SURFBOARDS BY CLEMENT GREENBERG?
East Hampton artist Peter Dayton has hit on a theme that should prove irresistible to all art-loving flower children from the 1960s and '70s. His new show at Winston Wächter Fine Art in Manhattan, "Surfboards by Clement Greenberg," May 17-June 24, 2006, features paintings that resemble iconic surfboards designed by Greg Noll and Hobart "Hobie" Alter, but also "give a respectful nod" to abstract artists like Kenneth Noland and Barnett Newman. For further details, see www.winstonwachter.com.
Hunter College art history professor and Artforum magazine contributing editor Katy Siegel has organized an ambitious new history of abstract painting in New York. Dubbed "High Times, Hard Times: New York Painting 1967-1975," the exhibition premieres at the Weatherspoon Art Museum in Greensboro, N.C., Aug. 6-Oct. 15, 2006, and subsequently appears at the Katzen Art Center in Washington, D.C. and the National Academy Museum in New York. Sponsored by Independent Curators International, the show focuses on the ways that abstract art was used in dialogue with larger political and social trends. These include the psychedelic "flower power" abstraction of ca. 1968, which gets its own gallery, as well as different experiments that stretch painting well beyond its typical function as wall-hung decoration.
Half of the artists in the show are female. Participants are Jo Baer, Lynda Benglis, Mel Bochner, Dan Christensen, Roy Colmer, Mary Corse, David Diao, Manny Farber, Louise Fishman, Guy Goodwin, Ron Gorchov, Harmony Hammond, Mary Heilmann, Ralph Humphrey, Jane Kaufman, Harriet Korman, Yayoi Kusama, Al Loving, Lee Lozano, Ree Morton, Elizabeth Murray, Joe Overstreet, Blinky Palermo, Cesar Paternosto, Howardena Pindell, Dorothea Rockburne, Carolee Schneemann, Alan Shields, Kenneth Showell, Joan Snyder, Lawrence Stafford, Pat Steir, Richard Tuttle, Richard Van Buren, Michael Venezia, Franz Erhard Walther, Jack Whitten and Peter Young.
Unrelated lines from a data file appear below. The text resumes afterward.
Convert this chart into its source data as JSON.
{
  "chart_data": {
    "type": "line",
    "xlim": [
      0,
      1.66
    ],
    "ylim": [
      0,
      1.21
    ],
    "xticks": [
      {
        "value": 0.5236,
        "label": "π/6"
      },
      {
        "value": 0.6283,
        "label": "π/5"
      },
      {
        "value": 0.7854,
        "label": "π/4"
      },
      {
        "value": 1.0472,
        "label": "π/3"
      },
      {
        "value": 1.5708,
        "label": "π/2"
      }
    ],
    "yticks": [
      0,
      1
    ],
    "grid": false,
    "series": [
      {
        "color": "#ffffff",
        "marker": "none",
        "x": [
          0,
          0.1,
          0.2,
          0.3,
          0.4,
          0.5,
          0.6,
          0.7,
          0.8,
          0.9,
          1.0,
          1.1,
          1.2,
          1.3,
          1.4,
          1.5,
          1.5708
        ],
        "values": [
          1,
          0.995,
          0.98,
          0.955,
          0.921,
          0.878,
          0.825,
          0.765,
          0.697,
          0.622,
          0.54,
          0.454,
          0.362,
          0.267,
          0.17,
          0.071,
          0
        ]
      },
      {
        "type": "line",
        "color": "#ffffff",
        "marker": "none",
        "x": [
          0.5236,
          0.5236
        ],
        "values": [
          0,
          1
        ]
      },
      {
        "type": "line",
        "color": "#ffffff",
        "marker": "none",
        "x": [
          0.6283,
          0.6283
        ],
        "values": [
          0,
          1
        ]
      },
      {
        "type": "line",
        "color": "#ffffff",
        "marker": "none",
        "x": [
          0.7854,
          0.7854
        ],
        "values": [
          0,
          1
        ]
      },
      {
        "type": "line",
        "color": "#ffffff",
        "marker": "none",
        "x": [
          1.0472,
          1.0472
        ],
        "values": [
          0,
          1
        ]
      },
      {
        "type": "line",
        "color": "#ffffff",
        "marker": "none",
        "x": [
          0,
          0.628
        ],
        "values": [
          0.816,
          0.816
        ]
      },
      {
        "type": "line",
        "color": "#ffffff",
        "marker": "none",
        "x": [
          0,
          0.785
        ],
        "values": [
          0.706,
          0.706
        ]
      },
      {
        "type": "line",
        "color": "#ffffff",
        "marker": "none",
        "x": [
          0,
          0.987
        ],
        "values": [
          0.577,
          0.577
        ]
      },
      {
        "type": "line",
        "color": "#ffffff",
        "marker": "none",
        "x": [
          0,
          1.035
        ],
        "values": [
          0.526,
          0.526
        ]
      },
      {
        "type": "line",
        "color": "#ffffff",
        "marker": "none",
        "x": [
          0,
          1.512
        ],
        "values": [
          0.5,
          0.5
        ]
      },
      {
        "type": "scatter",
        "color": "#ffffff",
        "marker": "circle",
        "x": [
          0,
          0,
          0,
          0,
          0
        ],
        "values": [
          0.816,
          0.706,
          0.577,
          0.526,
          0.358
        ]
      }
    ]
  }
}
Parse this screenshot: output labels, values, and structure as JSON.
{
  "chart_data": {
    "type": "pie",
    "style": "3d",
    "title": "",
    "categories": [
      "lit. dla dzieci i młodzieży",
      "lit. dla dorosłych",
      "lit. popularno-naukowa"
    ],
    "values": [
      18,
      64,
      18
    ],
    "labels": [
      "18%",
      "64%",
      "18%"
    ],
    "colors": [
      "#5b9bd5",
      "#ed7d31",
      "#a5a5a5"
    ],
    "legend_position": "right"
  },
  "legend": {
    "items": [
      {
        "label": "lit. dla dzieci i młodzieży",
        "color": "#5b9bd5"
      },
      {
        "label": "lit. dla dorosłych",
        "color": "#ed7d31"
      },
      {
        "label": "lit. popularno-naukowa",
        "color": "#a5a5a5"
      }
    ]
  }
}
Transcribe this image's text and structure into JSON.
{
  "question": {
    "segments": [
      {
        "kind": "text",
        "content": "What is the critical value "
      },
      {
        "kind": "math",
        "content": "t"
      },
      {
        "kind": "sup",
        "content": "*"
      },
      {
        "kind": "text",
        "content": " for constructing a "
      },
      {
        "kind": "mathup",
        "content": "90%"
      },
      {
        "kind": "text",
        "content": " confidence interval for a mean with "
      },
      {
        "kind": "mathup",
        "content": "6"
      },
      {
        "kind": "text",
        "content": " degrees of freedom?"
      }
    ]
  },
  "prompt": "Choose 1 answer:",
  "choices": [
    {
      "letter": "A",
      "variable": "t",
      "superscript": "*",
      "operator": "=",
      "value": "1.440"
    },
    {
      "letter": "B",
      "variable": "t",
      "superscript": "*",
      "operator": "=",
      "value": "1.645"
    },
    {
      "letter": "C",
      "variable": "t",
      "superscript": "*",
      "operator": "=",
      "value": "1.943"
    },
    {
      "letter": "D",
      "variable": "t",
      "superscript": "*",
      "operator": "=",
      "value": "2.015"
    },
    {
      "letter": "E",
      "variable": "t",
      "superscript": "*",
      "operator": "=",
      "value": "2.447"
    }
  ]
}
MEL BOCHNER, FROM NEW YORK TO ALABAMA
Museum of Modern Art boardmember Werner "Wynn" Kramarsky is shutting down his exhibition space at 560 Broadway in Soho after the end of its current show, "Mel Bochner: Drawing from Four Decades," which runs through July 1, 2006. The exhibition of 28 drawings by the Conceptual Art maestro subsequently appears at the Birmingham (Ala.) Museum of Art, July 9-Sept. 30, 2006, before traveling on to the Weatherspoon Art Museum in Greensboro, N.C. and the San Diego Museum of Art.
SPEARS RESPONDS TO PRO-LIFE SCULPTURE
First, Britney Spears goes on the David Letterman show and announces that she's having a second child. Then, she hits the radio and gives her opinion of Monument to Pro-Life: The Birth of Sean Preston, the much-publicized sculpture by Daniel Edwards that shows a naked Spears on hands and knees, apparently about to give birth [see Artnet News, Mar. 26, 2006]. "My assistant and I were totally dumbfounded when we saw it," she told something called WENN news. "We couldn't believe somebody actually did this." Asked if she would allow the sculpture in her home, the answer was a forceful no.